Game, Fish and Parks reported that 21 otters were trapped in the eastern part of the state.

It is rare to encounter river otters in South Dakota. When a wildlife enthusiast found a family of otters frolicking in the water last month in Sioux Falls, he was amazed.

“They just followed me up and down the shore; I’ve never seen otters in the wild in South Dakota, ”said Dan Griffith, a wildlife enthusiast.

The rarity of these otters is one of the reasons the river otter season is such a unique experience for trappers.

“Everyone I spoke to on the phone was very excited to at least have the chance to collect one.
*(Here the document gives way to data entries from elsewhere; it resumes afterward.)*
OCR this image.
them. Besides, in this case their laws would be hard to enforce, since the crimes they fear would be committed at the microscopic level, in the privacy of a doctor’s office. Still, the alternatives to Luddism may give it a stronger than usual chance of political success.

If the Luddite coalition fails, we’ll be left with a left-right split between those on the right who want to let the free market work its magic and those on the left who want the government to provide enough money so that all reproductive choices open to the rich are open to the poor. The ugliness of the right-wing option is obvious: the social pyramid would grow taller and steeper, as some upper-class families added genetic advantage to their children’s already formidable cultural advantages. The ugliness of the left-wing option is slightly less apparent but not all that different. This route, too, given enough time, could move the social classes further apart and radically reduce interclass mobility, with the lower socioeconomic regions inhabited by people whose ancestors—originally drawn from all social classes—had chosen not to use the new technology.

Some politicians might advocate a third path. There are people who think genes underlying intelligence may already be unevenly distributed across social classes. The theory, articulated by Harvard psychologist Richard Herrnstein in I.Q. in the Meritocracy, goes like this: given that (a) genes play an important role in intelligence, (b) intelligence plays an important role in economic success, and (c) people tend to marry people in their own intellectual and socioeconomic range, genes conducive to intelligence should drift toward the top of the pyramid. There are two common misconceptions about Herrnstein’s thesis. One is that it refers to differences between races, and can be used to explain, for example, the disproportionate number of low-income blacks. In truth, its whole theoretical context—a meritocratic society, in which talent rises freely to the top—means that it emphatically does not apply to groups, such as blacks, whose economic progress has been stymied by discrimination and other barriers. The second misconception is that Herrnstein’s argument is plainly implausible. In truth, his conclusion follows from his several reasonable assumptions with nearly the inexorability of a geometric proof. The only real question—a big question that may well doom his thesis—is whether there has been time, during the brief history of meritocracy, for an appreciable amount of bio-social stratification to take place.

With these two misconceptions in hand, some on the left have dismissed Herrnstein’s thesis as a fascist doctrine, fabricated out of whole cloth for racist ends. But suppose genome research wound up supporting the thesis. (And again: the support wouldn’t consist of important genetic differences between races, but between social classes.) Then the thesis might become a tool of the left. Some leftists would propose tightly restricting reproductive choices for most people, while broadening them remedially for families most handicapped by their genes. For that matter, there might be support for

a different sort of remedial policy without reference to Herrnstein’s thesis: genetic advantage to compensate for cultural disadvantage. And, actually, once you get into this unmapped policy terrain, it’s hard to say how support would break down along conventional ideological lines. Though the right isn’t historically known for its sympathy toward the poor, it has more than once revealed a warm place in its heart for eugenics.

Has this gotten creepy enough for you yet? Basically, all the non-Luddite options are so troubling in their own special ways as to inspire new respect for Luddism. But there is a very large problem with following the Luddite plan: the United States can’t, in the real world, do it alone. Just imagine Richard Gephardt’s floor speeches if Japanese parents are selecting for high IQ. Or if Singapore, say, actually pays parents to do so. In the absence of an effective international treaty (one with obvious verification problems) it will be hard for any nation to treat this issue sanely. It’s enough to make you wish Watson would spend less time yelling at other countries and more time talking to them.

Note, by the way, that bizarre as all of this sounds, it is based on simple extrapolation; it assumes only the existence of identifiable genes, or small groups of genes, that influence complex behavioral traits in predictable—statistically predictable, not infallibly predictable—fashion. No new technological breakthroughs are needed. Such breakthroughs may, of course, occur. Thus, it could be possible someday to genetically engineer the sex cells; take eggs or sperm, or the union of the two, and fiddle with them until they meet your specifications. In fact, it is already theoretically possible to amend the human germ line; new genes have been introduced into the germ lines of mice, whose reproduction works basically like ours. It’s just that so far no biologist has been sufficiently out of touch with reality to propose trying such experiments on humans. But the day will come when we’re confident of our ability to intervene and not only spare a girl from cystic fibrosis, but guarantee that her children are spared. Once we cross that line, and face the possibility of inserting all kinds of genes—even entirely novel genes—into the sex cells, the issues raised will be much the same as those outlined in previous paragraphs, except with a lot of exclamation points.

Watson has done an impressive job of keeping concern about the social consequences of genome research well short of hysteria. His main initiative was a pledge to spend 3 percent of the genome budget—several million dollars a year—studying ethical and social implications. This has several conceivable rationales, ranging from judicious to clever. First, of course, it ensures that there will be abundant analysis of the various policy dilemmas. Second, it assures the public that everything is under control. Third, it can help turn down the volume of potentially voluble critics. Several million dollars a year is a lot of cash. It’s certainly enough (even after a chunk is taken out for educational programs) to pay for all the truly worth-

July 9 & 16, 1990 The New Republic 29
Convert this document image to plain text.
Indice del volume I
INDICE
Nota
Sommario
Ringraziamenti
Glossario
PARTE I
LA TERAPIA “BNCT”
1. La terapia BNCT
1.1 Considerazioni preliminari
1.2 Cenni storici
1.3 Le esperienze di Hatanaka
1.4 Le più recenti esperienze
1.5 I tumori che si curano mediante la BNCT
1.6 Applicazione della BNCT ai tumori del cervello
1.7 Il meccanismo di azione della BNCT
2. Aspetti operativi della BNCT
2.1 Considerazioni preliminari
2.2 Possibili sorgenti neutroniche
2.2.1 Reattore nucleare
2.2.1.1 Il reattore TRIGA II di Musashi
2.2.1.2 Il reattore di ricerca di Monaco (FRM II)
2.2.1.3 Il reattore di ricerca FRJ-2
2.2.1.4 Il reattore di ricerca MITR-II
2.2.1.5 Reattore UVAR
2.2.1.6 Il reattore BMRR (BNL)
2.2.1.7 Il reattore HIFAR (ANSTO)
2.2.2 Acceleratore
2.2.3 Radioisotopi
The guys were pretty happy when they got it and I think it went pretty well, ”said Alex Solem, wildlife biologist.

“It’s something few trappers have never experienced and it’s also a bit of South Dakota history,” said Nick Harrington, director of communications. “That’s what our state was founded on, it was beaver and otter hunting and trapping and it’s really that kind of taking a step back and experiencing what our people did long before we even did. let’s be here. “

The season also allows sport fishing and park officials to gather important information on the river otter population.

“Anytime you have to deal with a species that has just moved off our endangered state list and started a new season, we don’t want to do anything detrimental to them,” Solem said. “It kind of helps us assess how everything is going, how these critters are doing, and then over time we should be able to develop some kind of trend on their population status and give us a better one. preview.”

Each trapper can harvest one otter per year, until the statewide limit is reached. Once they trap this otter, they call the river otter’s number and then the Game Fish and Parks biologist will help them label the carcass correctly.

They don’t yet have specific limits and dates in place for next year’s season, but they will make those decisions after analyzing this year’s data.